La forma de evitar las paradojas sería crear un nuevo universo al iniciar el viaje hacia el pasado, aunque esto tendría mas concordancia con la teoría del multiverso, por lo que siguiendo el razonamiento, no estaríamos viajando hacia nuestro pasado, sino, al pasado de otra dimensión con una causalidad diferente a la nuestra.


----------



## Hellmut1956 (Ene 2, 2022)

Creo que es importante comprender la función de las matemáticas y la física por ejemplo.

Las matemáticas son un "lenguaje" que permite describir un modelo, de investigar sus propiedades, comprobar que lo que es asumido en ese momento es cubierto por el modelo. Si las matemáticas describen correctamente los hechos conocidos hasta ese momento entonces el modelo se dice cubre lo conocido. El otro importante aspecto y que es adaptable a la pregunta expresada para este hilo, es asumir nuevas propiedades del modelo a razón de evaluaciones que aplican este modelo. La parte Higgs es un ejemplo del éxito de predecir propiedades del modelo y confirmar la existencia de algo que conforma lo predecido.

Pero de igual importancia y relevancia es el de propiedades que se asumen a razón de aplicar las matemáticas y el de fallar en confirmar la existencia de tales propiedades, Otro aspecto de similar importancia es entender la implicación de resultados matemáticos que quedan como indefinidos a razón de las reglas que se aplican en las matemáticas. Una es la de resultados del valor "infinito , o de cero. Así matemáticas las dimensiones físicas del primer momento del "Bang" que lleva a los temas que aplican las matemáticas en este contexto. En el primer momento del Bang las dimensiones son las de un punto matemático, de la magnitud cero. Como consecuencia otras propiedades físicas del universo en ese momento inicial son infinitas. La conclusión de estos valores es que las leyes de la física no son aplicables. Similar es lo que se decía del hueco negro.
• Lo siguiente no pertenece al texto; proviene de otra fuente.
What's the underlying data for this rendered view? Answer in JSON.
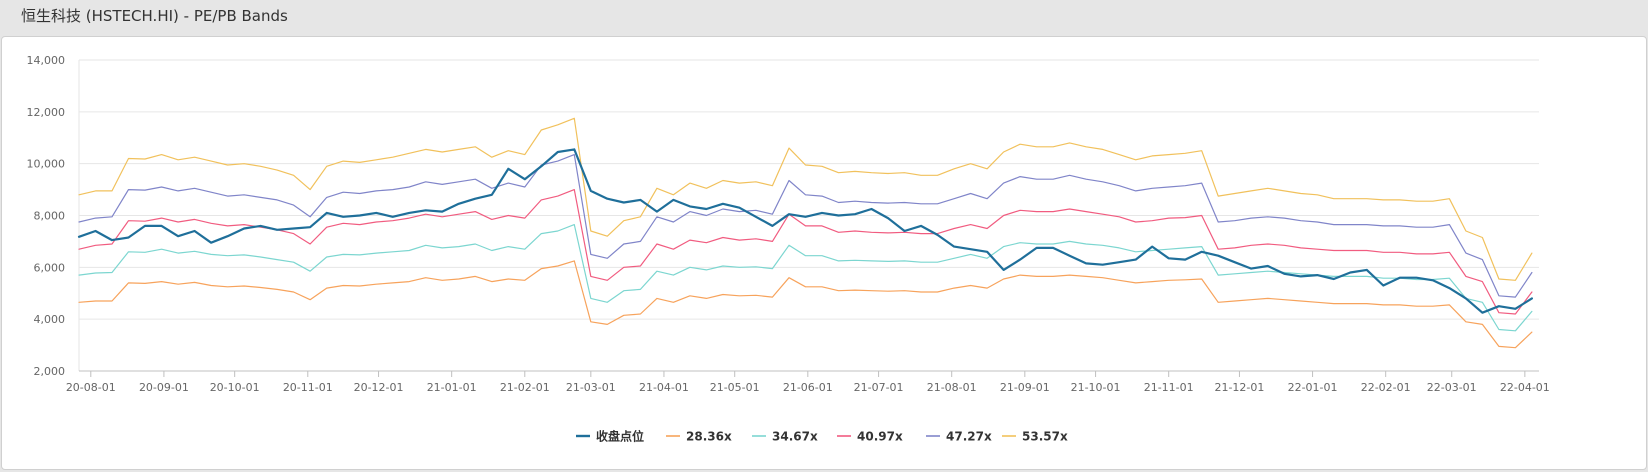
{
  "window": {
    "title": "恒生科技 (HSTECH.HI) - PE/PB Bands"
  },
  "chart_data": {
    "type": "line",
    "title": "",
    "xlabel": "",
    "ylabel": "",
    "ylim": [
      2000,
      14000
    ],
    "yticks": [
      2000,
      4000,
      6000,
      8000,
      10000,
      12000,
      14000
    ],
    "ytick_labels": [
      "2,000",
      "4,000",
      "6,000",
      "8,000",
      "10,000",
      "12,000",
      "14,000"
    ],
    "xlim": [
      "2020-07-27",
      "2022-04-07"
    ],
    "xticks": [
      "2020-08-01",
      "2020-09-01",
      "2020-10-01",
      "2020-11-01",
      "2020-12-01",
      "2021-01-01",
      "2021-02-01",
      "2021-03-01",
      "2021-04-01",
      "2021-05-01",
      "2021-06-01",
      "2021-07-01",
      "2021-08-01",
      "2021-09-01",
      "2021-10-01",
      "2021-11-01",
      "2021-12-01",
      "2022-01-01",
      "2022-02-01",
      "2022-03-01",
      "2022-04-01"
    ],
    "xtick_labels": [
      "20-08-01",
      "20-09-01",
      "20-10-01",
      "20-11-01",
      "20-12-01",
      "21-01-01",
      "21-02-01",
      "21-03-01",
      "21-04-01",
      "21-05-01",
      "21-06-01",
      "21-07-01",
      "21-08-01",
      "21-09-01",
      "21-10-01",
      "21-11-01",
      "21-12-01",
      "22-01-01",
      "22-02-01",
      "22-03-01",
      "22-04-01"
    ],
    "grid": true,
    "legend_position": "bottom-center",
    "x": [
      "2020-07-27",
      "2020-08-03",
      "2020-08-10",
      "2020-08-17",
      "2020-08-24",
      "2020-08-31",
      "2020-09-07",
      "2020-09-14",
      "2020-09-21",
      "2020-09-28",
      "2020-10-05",
      "2020-10-12",
      "2020-10-19",
      "2020-10-26",
      "2020-11-02",
      "2020-11-09",
      "2020-11-16",
      "2020-11-23",
      "2020-11-30",
      "2020-12-07",
      "2020-12-14",
      "2020-12-21",
      "2020-12-28",
      "2021-01-04",
      "2021-01-11",
      "2021-01-18",
      "2021-01-25",
      "2021-02-01",
      "2021-02-08",
      "2021-02-15",
      "2021-02-22",
      "2021-03-01",
      "2021-03-08",
      "2021-03-15",
      "2021-03-22",
      "2021-03-29",
      "2021-04-05",
      "2021-04-12",
      "2021-04-19",
      "2021-04-26",
      "2021-05-03",
      "2021-05-10",
      "2021-05-17",
      "2021-05-24",
      "2021-05-31",
      "2021-06-07",
      "2021-06-14",
      "2021-06-21",
      "2021-06-28",
      "2021-07-05",
      "2021-07-12",
      "2021-07-19",
      "2021-07-26",
      "2021-08-02",
      "2021-08-09",
      "2021-08-16",
      "2021-08-23",
      "2021-08-30",
      "2021-09-06",
      "2021-09-13",
      "2021-09-20",
      "2021-09-27",
      "2021-10-04",
      "2021-10-11",
      "2021-10-18",
      "2021-10-25",
      "2021-11-01",
      "2021-11-08",
      "2021-11-15",
      "2021-11-22",
      "2021-11-29",
      "2021-12-06",
      "2021-12-13",
      "2021-12-20",
      "2021-12-27",
      "2022-01-03",
      "2022-01-10",
      "2022-01-17",
      "2022-01-24",
      "2022-01-31",
      "2022-02-07",
      "2022-02-14",
      "2022-02-21",
      "2022-02-28",
      "2022-03-07",
      "2022-03-14",
      "2022-03-21",
      "2022-03-28",
      "2022-04-04"
    ],
    "series": [
      {
        "name": "收盘点位",
        "color": "#1f6f9a",
        "width": 2.2,
        "values": [
          7180,
          7400,
          7050,
          7150,
          7600,
          7600,
          7200,
          7400,
          6950,
          7200,
          7500,
          7600,
          7450,
          7500,
          7550,
          8100,
          7950,
          8000,
          8100,
          7950,
          8100,
          8200,
          8150,
          8450,
          8650,
          8800,
          9800,
          9400,
          9900,
          10450,
          10550,
          8950,
          8650,
          8500,
          8600,
          8150,
          8600,
          8350,
          8250,
          8450,
          8300,
          7950,
          7600,
          8050,
          7950,
          8100,
          8000,
          8050,
          8250,
          7900,
          7400,
          7600,
          7250,
          6800,
          6700,
          6600,
          5900,
          6300,
          6750,
          6750,
          6450,
          6150,
          6100,
          6200,
          6300,
          6800,
          6350,
          6300,
          6600,
          6450,
          6200,
          5950,
          6050,
          5750,
          5650,
          5700,
          5550,
          5800,
          5900,
          5300,
          5600,
          5600,
          5500,
          5200,
          4800,
          4250,
          4500,
          4400,
          4800
        ]
      },
      {
        "name": "28.36x",
        "color": "#f7a35c",
        "width": 1.2,
        "values": [
          4650,
          4700,
          4700,
          5400,
          5380,
          5450,
          5350,
          5420,
          5300,
          5250,
          5280,
          5220,
          5150,
          5050,
          4750,
          5200,
          5300,
          5280,
          5350,
          5400,
          5450,
          5600,
          5500,
          5550,
          5650,
          5450,
          5550,
          5500,
          5950,
          6050,
          6250,
          3900,
          3800,
          4150,
          4200,
          4800,
          4650,
          4900,
          4800,
          4950,
          4900,
          4920,
          4850,
          5600,
          5250,
          5250,
          5100,
          5120,
          5100,
          5080,
          5100,
          5050,
          5050,
          5200,
          5300,
          5200,
          5550,
          5700,
          5650,
          5650,
          5700,
          5650,
          5600,
          5500,
          5400,
          5450,
          5500,
          5520,
          5550,
          4650,
          4700,
          4750,
          4800,
          4750,
          4700,
          4650,
          4600,
          4600,
          4600,
          4550,
          4550,
          4500,
          4500,
          4550,
          3900,
          3800,
          2950,
          2900,
          3500
        ]
      },
      {
        "name": "34.67x",
        "color": "#7cd6d0",
        "width": 1.2,
        "values": [
          5700,
          5780,
          5800,
          6600,
          6580,
          6700,
          6550,
          6620,
          6500,
          6450,
          6480,
          6400,
          6300,
          6200,
          5850,
          6400,
          6500,
          6480,
          6550,
          6600,
          6650,
          6850,
          6750,
          6800,
          6900,
          6650,
          6800,
          6700,
          7300,
          7400,
          7650,
          4800,
          4650,
          5100,
          5150,
          5850,
          5700,
          6000,
          5900,
          6050,
          6000,
          6020,
          5950,
          6850,
          6450,
          6450,
          6250,
          6270,
          6250,
          6230,
          6250,
          6200,
          6200,
          6350,
          6500,
          6350,
          6800,
          6950,
          6900,
          6900,
          7000,
          6900,
          6850,
          6750,
          6600,
          6650,
          6700,
          6750,
          6800,
          5700,
          5750,
          5800,
          5850,
          5800,
          5750,
          5700,
          5650,
          5650,
          5650,
          5580,
          5580,
          5530,
          5530,
          5580,
          4800,
          4650,
          3600,
          3550,
          4300
        ]
      },
      {
        "name": "40.97x",
        "color": "#f15c80",
        "width": 1.2,
        "values": [
          6700,
          6850,
          6900,
          7800,
          7780,
          7900,
          7750,
          7850,
          7700,
          7600,
          7650,
          7550,
          7450,
          7300,
          6900,
          7550,
          7700,
          7650,
          7750,
          7800,
          7900,
          8050,
          7950,
          8050,
          8150,
          7850,
          8000,
          7900,
          8600,
          8750,
          9000,
          5650,
          5500,
          6000,
          6050,
          6900,
          6700,
          7050,
          6950,
          7150,
          7050,
          7100,
          7000,
          8050,
          7600,
          7600,
          7350,
          7400,
          7350,
          7330,
          7350,
          7300,
          7300,
          7500,
          7650,
          7500,
          8000,
          8200,
          8150,
          8150,
          8250,
          8150,
          8050,
          7950,
          7750,
          7800,
          7900,
          7920,
          8000,
          6700,
          6750,
          6850,
          6900,
          6850,
          6750,
          6700,
          6650,
          6650,
          6650,
          6580,
          6580,
          6520,
          6520,
          6580,
          5650,
          5450,
          4250,
          4200,
          5050
        ]
      },
      {
        "name": "47.27x",
        "color": "#8085c9",
        "width": 1.2,
        "values": [
          7750,
          7900,
          7950,
          9000,
          8980,
          9100,
          8950,
          9050,
          8900,
          8750,
          8800,
          8700,
          8600,
          8400,
          7950,
          8700,
          8900,
          8850,
          8950,
          9000,
          9100,
          9300,
          9200,
          9300,
          9400,
          9050,
          9250,
          9100,
          9950,
          10100,
          10350,
          6500,
          6350,
          6900,
          7000,
          7950,
          7750,
          8150,
          8000,
          8250,
          8150,
          8200,
          8050,
          9350,
          8800,
          8750,
          8500,
          8550,
          8500,
          8480,
          8500,
          8450,
          8450,
          8650,
          8850,
          8650,
          9250,
          9500,
          9400,
          9400,
          9550,
          9400,
          9300,
          9150,
          8950,
          9050,
          9100,
          9150,
          9250,
          7750,
          7800,
          7900,
          7950,
          7900,
          7800,
          7750,
          7650,
          7650,
          7650,
          7600,
          7600,
          7550,
          7550,
          7650,
          6550,
          6300,
          4900,
          4850,
          5800
        ]
      },
      {
        "name": "53.57x",
        "color": "#f1c15c",
        "width": 1.2,
        "values": [
          8800,
          8950,
          8950,
          10200,
          10180,
          10350,
          10150,
          10250,
          10100,
          9950,
          10000,
          9900,
          9750,
          9550,
          9000,
          9900,
          10100,
          10050,
          10150,
          10250,
          10400,
          10550,
          10450,
          10550,
          10650,
          10250,
          10500,
          10350,
          11300,
          11500,
          11750,
          7400,
          7200,
          7800,
          7950,
          9050,
          8800,
          9250,
          9050,
          9350,
          9250,
          9300,
          9150,
          10600,
          9950,
          9900,
          9650,
          9700,
          9650,
          9620,
          9650,
          9550,
          9550,
          9800,
          10000,
          9800,
          10450,
          10750,
          10650,
          10650,
          10800,
          10650,
          10550,
          10350,
          10150,
          10300,
          10350,
          10400,
          10500,
          8750,
          8850,
          8950,
          9050,
          8950,
          8850,
          8800,
          8650,
          8650,
          8650,
          8600,
          8600,
          8550,
          8550,
          8650,
          7400,
          7150,
          5550,
          5500,
          6550
        ]
      }
    ]
  }
}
Eso es para mi uno de los aspectos mas fascinantes de la física teórica. Es la presión de encontrar, definir un modelo físico en el cual las reglas de la física son aplicables. Esta presión obliga a dedicarse a un tema específico que viola las reglas definidas en este momento y especular un nuevo modelo adecuado. Son estos procesos que llevan a grandes avances en la física por ejemplo. Y así se empieza a tratar de comprobar un nuevo modelo de forma experimental.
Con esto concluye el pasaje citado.